This is assuming the full path is only used by UBSan. If it's not, it
gets merged on the current solution, but gets added again on the Path
structure solution.

The 0001 patch makes me wonder if we can move (most of) the ubsan data into
a section that's not mapped into the program's address space on startup, and
somehow lazily read it from the binary if a check fails.
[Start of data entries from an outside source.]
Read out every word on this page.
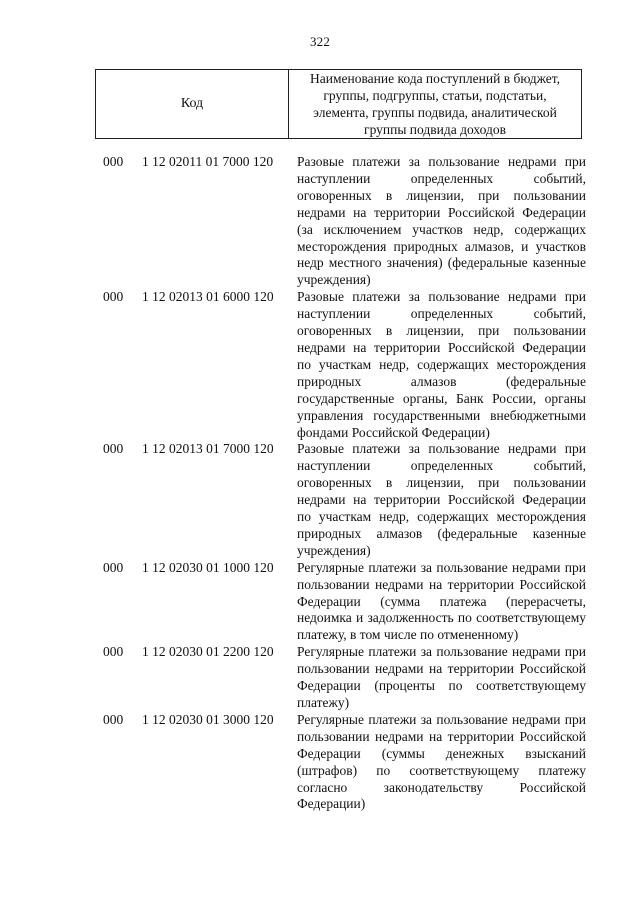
322
Код
Наименование кода поступлений в бюджет, группы, подгруппы, статьи, подстатьи, элемента, группы подвида, аналитической группы подвида доходов
000 1 12 02011 01 7000 120 Разовые платежи за пользование недрами при наступлении определенных событий, оговоренных в лицензии, при пользовании недрами на территории Российской Федерации (за исключением участков недр, содержащих месторождения природных алмазов, и участков недр местного значения) (федеральные казенные учреждения)
000 1 12 02013 01 6000 120 Разовые платежи за пользование недрами при наступлении определенных событий, оговоренных в лицензии, при пользовании недрами на территории Российской Федерации по участкам недр, содержащих месторождения природных алмазов (федеральные государственные органы, Банк России, органы управления государственными внебюджетными фондами Российской Федерации)
000 1 12 02013 01 7000 120 Разовые платежи за пользование недрами при наступлении определенных событий, оговоренных в лицензии, при пользовании недрами на территории Российской Федерации по участкам недр, содержащих месторождения природных алмазов (федеральные казенные учреждения)
000 1 12 02030 01 1000 120 Регулярные платежи за пользование недрами при пользовании недрами на территории Российской Федерации (сумма платежа (перерасчеты, недоимка и задолженность по соответствующему платежу, в том числе по отмененному)
000 1 12 02030 01 2200 120 Регулярные платежи за пользование недрами при пользовании недрами на территории Российской Федерации (проценты по соответствующему платежу)
000 1 12 02030 01 3000 120 Регулярные платежи за пользование недрами при пользовании недрами на территории Российской Федерации (суммы денежных взысканий (штрафов) по соответствующему платежу согласно законодательству Российской Федерации)
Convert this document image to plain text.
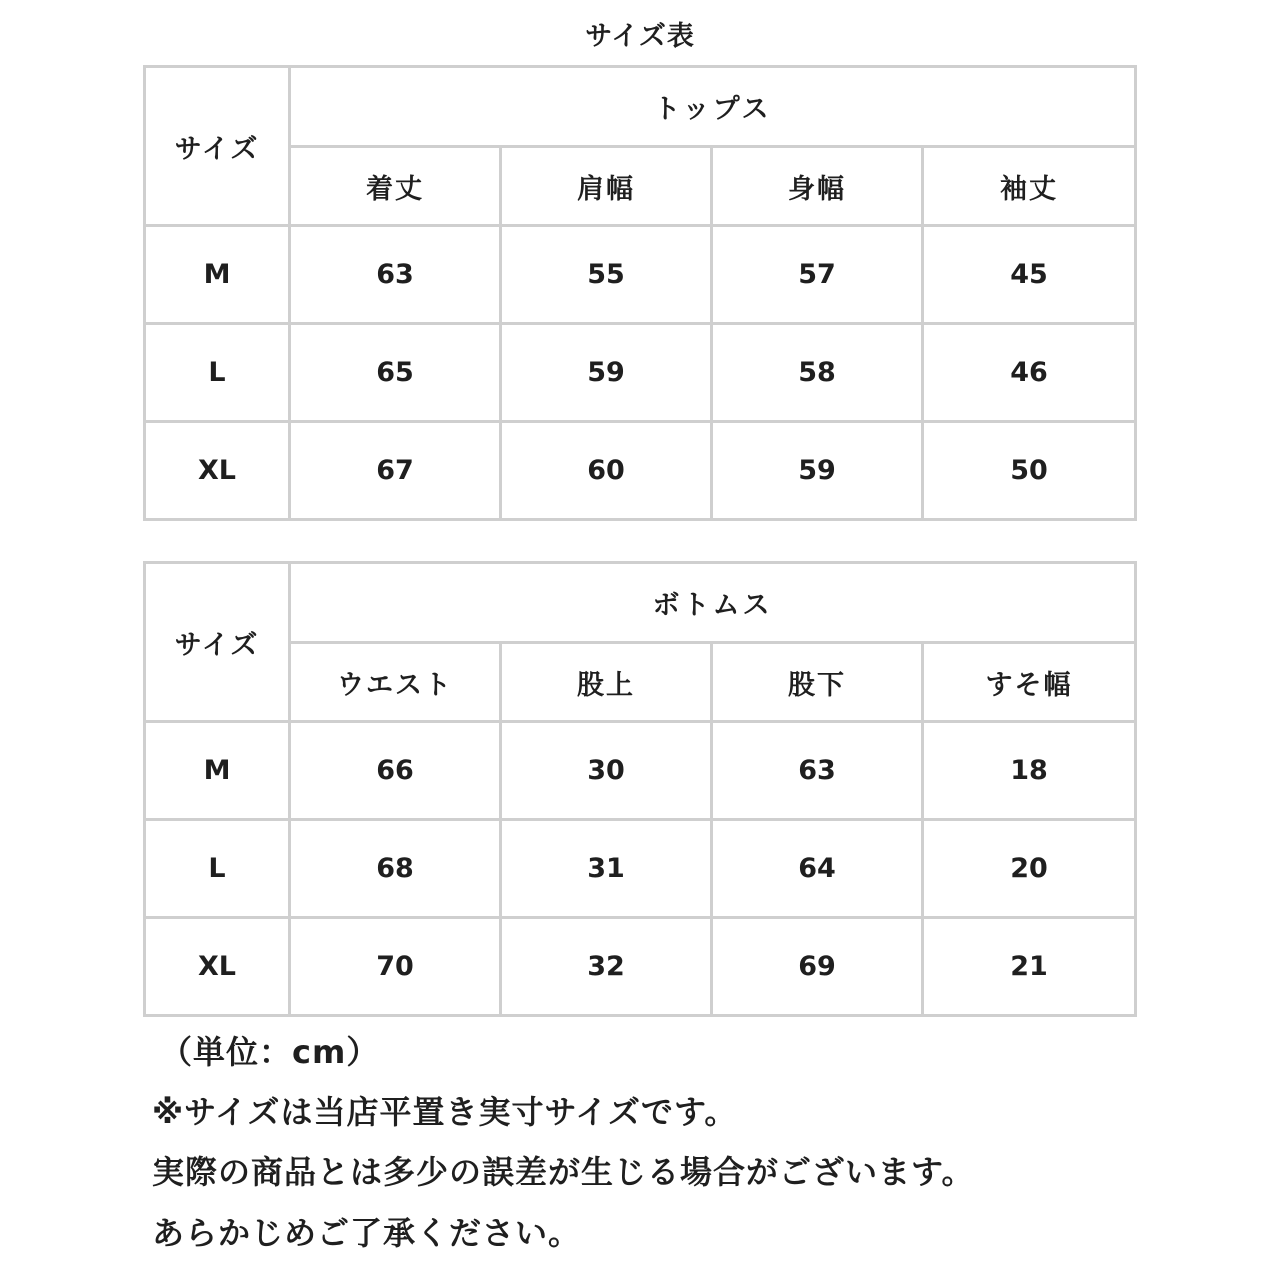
サイズ表
サイズ	トップス			
	着丈	肩幅	身幅	袖丈
M	63	55	57	45
L	65	59	58	46
XL	67	60	59	50
サイズ	ボトムス			
	ウエスト	股上	股下	すそ幅
M	66	30	63	18
L	68	31	64	20
XL	70	32	69	21
（単位：cm）
※サイズは当店平置き実寸サイズです。
実際の商品とは多少の誤差が生じる場合がございます。
あらかじめご了承ください。
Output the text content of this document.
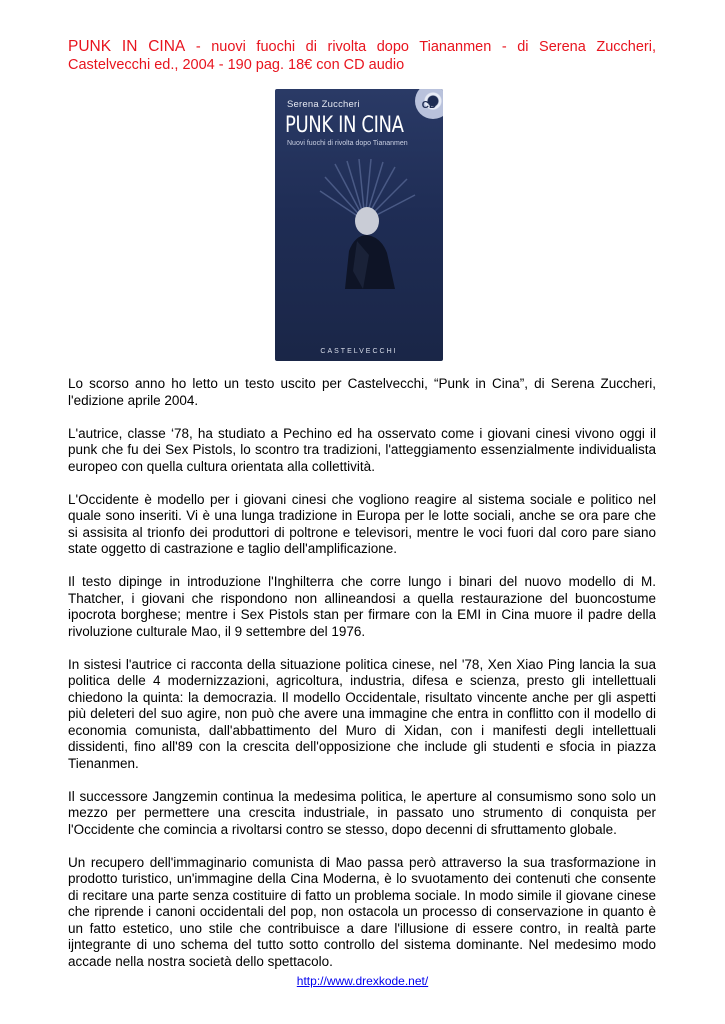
PUNK IN CINA - nuovi fuochi di rivolta dopo Tiananmen - di Serena Zuccheri, Castelvecchi ed., 2004 - 190 pag. 18€ con CD audio

Serena Zuccheri
PUNK IN CINA
Nuovi fuochi di rivolta dopo Tiananmen
CD
CASTELVECCHI

Lo scorso anno ho letto un testo uscito per Castelvecchi, “Punk in Cina”, di Serena Zuccheri, l'edizione aprile 2004.

L'autrice, classe ‘78, ha studiato a Pechino ed ha osservato come i giovani cinesi vivono oggi il punk che fu dei Sex Pistols, lo scontro tra tradizioni, l'atteggiamento essenzialmente individualista europeo con quella cultura orientata alla collettività.

L'Occidente è modello per i giovani cinesi che vogliono reagire al sistema sociale e politico nel quale sono inseriti. Vi è una lunga tradizione in Europa per le lotte sociali, anche se ora pare che si assisita al trionfo dei produttori di poltrone e televisori, mentre le voci fuori dal coro pare siano state oggetto di castrazione e taglio dell'amplificazione.

Il testo dipinge in introduzione l'Inghilterra che corre lungo i binari del nuovo modello di M. Thatcher, i giovani che rispondono non allineandosi a quella restaurazione del buoncostume ipocrota borghese; mentre i Sex Pistols stan per firmare con la EMI in Cina muore il padre della rivoluzione culturale Mao, il 9 settembre del 1976.

In sistesi l'autrice ci racconta della situazione politica cinese, nel '78, Xen Xiao Ping lancia la sua politica delle 4 modernizzazioni, agricoltura, industria, difesa e scienza, presto gli intellettuali chiedono la quinta: la democrazia. Il modello Occidentale, risultato vincente anche per gli aspetti più deleteri del suo agire, non può che avere una immagine che entra in conflitto con il modello di economia comunista, dall'abbattimento del Muro di Xidan, con i manifesti degli intellettuali dissidenti, fino all'89 con la crescita dell'opposizione che include gli studenti e sfocia in piazza Tienanmen.

Il successore Jangzemin continua la medesima politica, le aperture al consumismo sono solo un mezzo per permettere una crescita industriale, in passato uno strumento di conquista per l'Occidente che comincia a rivoltarsi contro se stesso, dopo decenni di sfruttamento globale.

Un recupero dell'immaginario comunista di Mao passa però attraverso la sua trasformazione in prodotto turistico, un'immagine della Cina Moderna, è lo svuotamento dei contenuti che consente di recitare una parte senza costituire di fatto un problema sociale. In modo simile il giovane cinese che riprende i canoni occidentali del pop, non ostacola un processo di conservazione in quanto è un fatto estetico, uno stile che contribuisce a dare l'illusione di essere contro, in realtà parte ijntegrante di uno schema del tutto sotto controllo del sistema dominante. Nel medesimo modo accade nella nostra società dello spettacolo.

http://www.drexkode.net/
This will need some
work to cope with our duplicate suppression mechanism (which writes back to
the ubsan data), but if you're having address space issues, this could help
substantially.

I'm unsure that would be a usable case for people that have these limitations.
In some systems, it might be impossible (for UBSan alone) to get the
path to the executable, either because that information isn't
available by default, or because we don't have the image in a
filesystem.
We'd also be mapping/unmapping file areas a lot (in systems that can),
which would be very noticeable.

I think I will go ahead with the 0003 patch and upload a proper
version of it soon (and the corresponding compiler-rt patch. That one
is done already :slight_smile: ).
As for the 0002 patch, I think I'll upload it too and we can keep the
"alternate version" discussion either here or in the other patch.

I'll probably only upload them tomorrow so feel free to comment here
instead of waiting for me to upload them if you have any comments.

Thank you,

  Filipe